I hate watching a movie or TV show knowing in advance that a so-so foreign actor will be attempting an American accent, but it’s far worse when I don’t know beforehand, and find out the hard way.
I try to watch every TV pilot each season, but I was unable to finish the pilot for ABC’s soap opera “Betrayal” because the whole show is set in motion by a romantic rooftop scene where our star-crossed Chicago lovers stand in front of a Chicago skyline and talk about how very Chicago-ish their lives are…but they’re using two of the most bizarre British-American accents I’ve ever heard.
I was aware in advance that Stuart Townsend was British, because I’d suffered through his pseudo-accent in the “Kolchak” pilot a few years ago, but the actress was new to me, and I naively assumed she was American…until I started wondering what the hell was wrong with her voice.
Of course, I don’t know why I assumed that, because I knew full well that almost every American on American TV these days is played by a Brit.
Every time I get to hear a showrunner speak (Matthew Weiner, David Milch) they complain bitterly about the intense pressure they get from networks to cast Brits in all of the lead roles, despite the fact that their accents are often atrocious.
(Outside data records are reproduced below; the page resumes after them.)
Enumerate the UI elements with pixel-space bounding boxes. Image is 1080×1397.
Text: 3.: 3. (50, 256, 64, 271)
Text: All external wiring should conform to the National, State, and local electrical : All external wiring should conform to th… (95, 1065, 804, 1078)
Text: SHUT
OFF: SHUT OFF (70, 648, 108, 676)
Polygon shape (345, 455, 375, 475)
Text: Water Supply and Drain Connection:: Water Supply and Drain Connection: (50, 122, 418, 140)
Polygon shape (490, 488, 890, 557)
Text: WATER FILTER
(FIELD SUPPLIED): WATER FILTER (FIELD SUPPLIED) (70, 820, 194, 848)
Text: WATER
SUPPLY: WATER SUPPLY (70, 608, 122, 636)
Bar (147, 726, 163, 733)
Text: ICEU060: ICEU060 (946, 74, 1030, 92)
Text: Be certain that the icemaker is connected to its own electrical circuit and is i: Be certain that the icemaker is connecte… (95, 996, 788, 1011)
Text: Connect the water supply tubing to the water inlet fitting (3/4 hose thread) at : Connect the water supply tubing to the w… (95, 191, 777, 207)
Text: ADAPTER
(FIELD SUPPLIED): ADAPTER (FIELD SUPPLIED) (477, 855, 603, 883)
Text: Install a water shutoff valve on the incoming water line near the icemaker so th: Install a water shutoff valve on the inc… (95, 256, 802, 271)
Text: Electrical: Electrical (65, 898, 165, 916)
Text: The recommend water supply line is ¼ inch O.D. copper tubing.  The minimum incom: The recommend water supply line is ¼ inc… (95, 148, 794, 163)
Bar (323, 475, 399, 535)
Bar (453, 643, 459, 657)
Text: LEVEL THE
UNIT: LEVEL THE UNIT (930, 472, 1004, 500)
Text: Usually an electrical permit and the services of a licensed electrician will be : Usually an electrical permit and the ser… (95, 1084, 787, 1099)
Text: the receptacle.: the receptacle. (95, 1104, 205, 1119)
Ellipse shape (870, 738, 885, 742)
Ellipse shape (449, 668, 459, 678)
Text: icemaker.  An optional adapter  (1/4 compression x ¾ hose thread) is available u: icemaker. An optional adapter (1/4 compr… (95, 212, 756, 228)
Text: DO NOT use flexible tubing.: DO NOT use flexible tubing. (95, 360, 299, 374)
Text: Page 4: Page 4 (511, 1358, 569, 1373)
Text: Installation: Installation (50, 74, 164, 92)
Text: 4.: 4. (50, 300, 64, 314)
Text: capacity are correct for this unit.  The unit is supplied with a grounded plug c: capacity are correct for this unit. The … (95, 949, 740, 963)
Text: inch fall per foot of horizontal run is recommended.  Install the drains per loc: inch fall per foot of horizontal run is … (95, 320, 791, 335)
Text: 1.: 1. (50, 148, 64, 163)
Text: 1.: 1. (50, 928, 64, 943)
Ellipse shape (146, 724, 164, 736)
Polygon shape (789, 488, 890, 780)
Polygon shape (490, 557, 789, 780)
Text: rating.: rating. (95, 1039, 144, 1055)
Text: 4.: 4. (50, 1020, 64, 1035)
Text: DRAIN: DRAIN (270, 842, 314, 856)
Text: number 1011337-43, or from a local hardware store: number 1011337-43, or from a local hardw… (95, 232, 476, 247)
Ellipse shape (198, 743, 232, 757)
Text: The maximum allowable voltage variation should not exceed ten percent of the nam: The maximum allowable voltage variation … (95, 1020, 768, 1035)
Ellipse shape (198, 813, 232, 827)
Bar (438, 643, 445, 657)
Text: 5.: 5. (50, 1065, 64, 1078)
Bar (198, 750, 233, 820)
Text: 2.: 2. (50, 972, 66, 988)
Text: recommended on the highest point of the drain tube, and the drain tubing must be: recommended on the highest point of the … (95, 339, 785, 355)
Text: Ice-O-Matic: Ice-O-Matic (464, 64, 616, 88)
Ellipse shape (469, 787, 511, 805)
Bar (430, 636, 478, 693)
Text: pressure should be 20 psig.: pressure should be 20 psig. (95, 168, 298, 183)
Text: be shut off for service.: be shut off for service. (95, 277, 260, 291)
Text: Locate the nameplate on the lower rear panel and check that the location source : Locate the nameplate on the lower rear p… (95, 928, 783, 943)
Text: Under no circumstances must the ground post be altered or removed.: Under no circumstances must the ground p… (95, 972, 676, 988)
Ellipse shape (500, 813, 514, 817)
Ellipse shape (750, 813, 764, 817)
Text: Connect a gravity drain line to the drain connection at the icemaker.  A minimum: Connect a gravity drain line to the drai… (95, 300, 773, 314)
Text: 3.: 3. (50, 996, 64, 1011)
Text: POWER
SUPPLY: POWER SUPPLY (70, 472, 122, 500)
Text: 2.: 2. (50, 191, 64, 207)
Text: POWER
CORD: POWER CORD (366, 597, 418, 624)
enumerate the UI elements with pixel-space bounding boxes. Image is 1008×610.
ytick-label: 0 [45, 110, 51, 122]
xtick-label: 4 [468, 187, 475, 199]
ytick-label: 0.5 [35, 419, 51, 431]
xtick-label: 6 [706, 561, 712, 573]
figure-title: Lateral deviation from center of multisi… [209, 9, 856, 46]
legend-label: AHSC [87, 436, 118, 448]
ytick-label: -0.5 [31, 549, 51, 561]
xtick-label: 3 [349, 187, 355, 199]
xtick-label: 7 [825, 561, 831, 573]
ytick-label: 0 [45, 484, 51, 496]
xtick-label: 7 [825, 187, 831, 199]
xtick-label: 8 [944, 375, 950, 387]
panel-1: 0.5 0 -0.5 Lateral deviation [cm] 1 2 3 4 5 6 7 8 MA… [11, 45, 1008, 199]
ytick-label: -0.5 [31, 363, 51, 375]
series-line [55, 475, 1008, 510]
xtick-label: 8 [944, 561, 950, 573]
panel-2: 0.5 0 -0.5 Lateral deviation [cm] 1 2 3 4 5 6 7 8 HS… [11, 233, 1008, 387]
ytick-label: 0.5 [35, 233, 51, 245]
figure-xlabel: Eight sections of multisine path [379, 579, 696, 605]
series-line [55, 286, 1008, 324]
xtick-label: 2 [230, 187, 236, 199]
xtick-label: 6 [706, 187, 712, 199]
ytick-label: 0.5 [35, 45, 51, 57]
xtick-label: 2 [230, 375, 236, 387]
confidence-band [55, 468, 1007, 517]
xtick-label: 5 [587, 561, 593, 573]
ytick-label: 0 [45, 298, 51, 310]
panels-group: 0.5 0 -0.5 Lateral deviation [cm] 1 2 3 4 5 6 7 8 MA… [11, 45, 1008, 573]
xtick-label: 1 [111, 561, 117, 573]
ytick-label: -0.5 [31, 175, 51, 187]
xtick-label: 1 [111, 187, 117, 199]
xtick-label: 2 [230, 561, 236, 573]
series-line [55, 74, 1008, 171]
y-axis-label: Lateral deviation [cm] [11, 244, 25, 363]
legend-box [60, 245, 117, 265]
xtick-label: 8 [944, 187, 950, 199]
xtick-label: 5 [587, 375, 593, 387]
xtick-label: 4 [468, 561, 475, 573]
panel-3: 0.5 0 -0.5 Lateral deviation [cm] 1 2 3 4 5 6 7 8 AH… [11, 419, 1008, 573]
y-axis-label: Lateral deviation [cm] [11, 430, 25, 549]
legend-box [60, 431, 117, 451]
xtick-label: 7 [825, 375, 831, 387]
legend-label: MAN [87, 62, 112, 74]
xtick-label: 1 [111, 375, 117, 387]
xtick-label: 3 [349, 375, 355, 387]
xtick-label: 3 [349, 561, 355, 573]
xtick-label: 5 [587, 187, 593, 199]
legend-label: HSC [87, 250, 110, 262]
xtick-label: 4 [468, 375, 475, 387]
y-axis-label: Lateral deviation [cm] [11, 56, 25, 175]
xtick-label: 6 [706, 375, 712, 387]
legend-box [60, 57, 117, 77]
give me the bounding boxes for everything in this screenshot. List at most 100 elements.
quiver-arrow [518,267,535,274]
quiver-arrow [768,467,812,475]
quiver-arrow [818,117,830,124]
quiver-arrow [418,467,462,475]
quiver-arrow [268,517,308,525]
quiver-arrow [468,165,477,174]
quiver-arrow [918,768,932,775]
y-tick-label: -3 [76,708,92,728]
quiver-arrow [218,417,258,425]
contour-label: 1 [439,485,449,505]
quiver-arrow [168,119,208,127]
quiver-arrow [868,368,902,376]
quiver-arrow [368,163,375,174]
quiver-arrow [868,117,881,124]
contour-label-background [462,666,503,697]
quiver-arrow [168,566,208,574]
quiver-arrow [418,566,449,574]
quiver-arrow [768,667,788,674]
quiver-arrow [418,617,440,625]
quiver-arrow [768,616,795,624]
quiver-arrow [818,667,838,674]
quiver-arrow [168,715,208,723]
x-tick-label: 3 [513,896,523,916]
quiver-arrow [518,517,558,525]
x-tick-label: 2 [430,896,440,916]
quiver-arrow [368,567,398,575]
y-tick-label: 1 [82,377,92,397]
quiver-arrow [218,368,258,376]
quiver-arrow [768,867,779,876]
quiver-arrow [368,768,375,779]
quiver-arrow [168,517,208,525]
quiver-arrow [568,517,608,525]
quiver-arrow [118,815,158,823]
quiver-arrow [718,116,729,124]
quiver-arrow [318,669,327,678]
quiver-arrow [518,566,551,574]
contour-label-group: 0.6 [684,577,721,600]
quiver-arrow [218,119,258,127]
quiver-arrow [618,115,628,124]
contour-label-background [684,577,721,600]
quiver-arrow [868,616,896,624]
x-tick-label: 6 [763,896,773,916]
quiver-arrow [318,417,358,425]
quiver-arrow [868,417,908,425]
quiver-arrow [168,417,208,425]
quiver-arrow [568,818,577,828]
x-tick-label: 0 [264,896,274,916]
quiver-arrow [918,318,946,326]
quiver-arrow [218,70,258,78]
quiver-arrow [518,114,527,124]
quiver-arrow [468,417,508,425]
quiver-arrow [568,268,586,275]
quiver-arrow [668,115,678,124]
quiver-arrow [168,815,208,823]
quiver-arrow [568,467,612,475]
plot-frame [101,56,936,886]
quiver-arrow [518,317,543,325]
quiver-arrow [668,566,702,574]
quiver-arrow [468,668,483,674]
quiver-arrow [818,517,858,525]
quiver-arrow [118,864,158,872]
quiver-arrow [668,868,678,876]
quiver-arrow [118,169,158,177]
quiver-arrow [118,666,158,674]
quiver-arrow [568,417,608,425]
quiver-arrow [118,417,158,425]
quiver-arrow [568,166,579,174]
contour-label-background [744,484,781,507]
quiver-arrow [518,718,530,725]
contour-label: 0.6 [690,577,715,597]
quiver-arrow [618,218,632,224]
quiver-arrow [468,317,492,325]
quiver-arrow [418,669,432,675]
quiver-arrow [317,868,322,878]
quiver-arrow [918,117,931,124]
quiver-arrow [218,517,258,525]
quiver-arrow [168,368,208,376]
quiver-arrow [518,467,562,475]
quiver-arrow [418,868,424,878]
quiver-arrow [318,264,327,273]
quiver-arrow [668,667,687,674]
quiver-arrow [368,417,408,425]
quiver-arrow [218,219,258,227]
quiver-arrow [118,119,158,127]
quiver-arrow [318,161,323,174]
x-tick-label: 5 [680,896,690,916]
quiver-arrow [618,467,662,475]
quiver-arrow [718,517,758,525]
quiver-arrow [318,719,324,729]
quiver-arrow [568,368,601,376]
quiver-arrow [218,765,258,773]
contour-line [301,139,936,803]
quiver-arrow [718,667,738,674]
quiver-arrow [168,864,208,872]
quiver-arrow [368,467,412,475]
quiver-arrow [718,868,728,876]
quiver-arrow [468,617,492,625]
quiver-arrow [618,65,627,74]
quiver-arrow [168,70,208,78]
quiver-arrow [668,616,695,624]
Tom Fontana told me, of a certain British TV actor he refused to hire, “The network insisted that he had a perfect New York accent, but if that’s true, there must be sixth borough in the middle of the Atlantic!”
As for why the networks cast British women, I have no idea, but as for the men, I’ve heard two theories:
- The producers feel that America can’t produce manly men any more, so rather than settle for a generation of weak-chinned Phillippes, LaBeoufs, and Ventimiglias, they have no choice but to go across the pond.
- Wealthy producers and directors love to show tough-talking Americans on screen, but they hate the thought of working with such uncouth ruffians, so they want stars who will switch off that toughness as soon as the shot ends, and goes back to dipping biscuits in their tea.
What the hell is this supposed to be: “I wuz steel connaykted to mah brutha when he duyed!” It seems to be some bizarre mix of northern England, Brando-Brooklyn, and California surfer.
Sure enough, as with the nuke problem, I had to go home and google this to make sure I wasn’t crazy. Nope, I’m not the only one. What the hell? Have Hollywood types surrounded themselves with Brits for so long that they can’t hear the difference? This kills movies and TV shows. Don’t they get that?